"Managed Service for Apache Spark" is the new name for the product formerly known as "Dataproc on Compute Engine" (cluster deployment) and "Google Cloud Serverless for Apache Spark" (serverless deployment).

Submit an Apache Spark batch workload

Learn how to submit a batch workload on Managed Service for Apache Spark compute infrastructure that scales resources as needed.

Before you begin

Set up your project and, if needed, grant Identity and Access Management roles.

Set up your project

Perform one or more of the following steps as needed:

Sign in to your Google Cloud account. If you're new to Google Cloud, create an account to evaluate how our products perform in real-world scenarios. New customers also get $300 in free credits to run, test, and deploy workloads.

In the Google Cloud console, on the project selector page, select or create a Google Cloud project.

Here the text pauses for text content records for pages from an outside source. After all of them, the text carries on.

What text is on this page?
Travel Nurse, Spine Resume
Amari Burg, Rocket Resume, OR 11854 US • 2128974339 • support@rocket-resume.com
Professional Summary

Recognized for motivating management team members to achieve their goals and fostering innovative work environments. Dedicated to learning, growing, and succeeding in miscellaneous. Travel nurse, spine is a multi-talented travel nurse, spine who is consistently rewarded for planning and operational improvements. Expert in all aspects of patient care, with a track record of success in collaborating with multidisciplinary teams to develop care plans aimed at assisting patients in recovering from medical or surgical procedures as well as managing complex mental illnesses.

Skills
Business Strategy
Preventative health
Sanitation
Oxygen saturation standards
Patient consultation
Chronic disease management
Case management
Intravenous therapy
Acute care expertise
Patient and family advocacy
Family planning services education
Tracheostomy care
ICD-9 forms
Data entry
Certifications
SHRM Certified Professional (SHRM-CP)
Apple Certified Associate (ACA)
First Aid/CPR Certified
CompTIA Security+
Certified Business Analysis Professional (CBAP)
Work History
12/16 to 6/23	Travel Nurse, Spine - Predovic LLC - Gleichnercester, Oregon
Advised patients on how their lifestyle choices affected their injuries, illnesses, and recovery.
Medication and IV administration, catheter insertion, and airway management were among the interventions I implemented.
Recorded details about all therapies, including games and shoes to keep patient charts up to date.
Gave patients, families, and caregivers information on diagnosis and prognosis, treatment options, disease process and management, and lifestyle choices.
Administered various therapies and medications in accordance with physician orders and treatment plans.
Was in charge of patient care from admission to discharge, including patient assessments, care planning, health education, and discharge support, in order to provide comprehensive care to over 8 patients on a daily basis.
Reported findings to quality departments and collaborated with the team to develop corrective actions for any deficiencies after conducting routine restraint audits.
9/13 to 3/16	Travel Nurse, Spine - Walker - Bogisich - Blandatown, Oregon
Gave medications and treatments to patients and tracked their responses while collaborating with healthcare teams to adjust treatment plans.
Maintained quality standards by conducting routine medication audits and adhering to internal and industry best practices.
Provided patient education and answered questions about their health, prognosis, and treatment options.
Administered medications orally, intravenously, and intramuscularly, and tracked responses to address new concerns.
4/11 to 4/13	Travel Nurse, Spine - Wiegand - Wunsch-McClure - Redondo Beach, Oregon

Roles required to select or create a project

Select a project: Selecting a project doesn't require a specific IAM role—you can select any project that you've been granted a role on.
Create a project: To create a project, you need the Project Creator role (roles/resourcemanager.projectCreator), which contains the resourcemanager.projects.create permission. Learn how to grant roles.

Go to project selector

Verify that billing is enabled for your Google Cloud project.

Enable the Dataproc API.

Roles required to enable APIs

To enable APIs, you need the Service Usage Admin IAM role (roles/serviceusage.serviceUsageAdmin), which contains the serviceusage.services.enable permission. Learn how to grant roles.

Enable the API

In the Google Cloud console, on the project selector page, select or create a Google Cloud project.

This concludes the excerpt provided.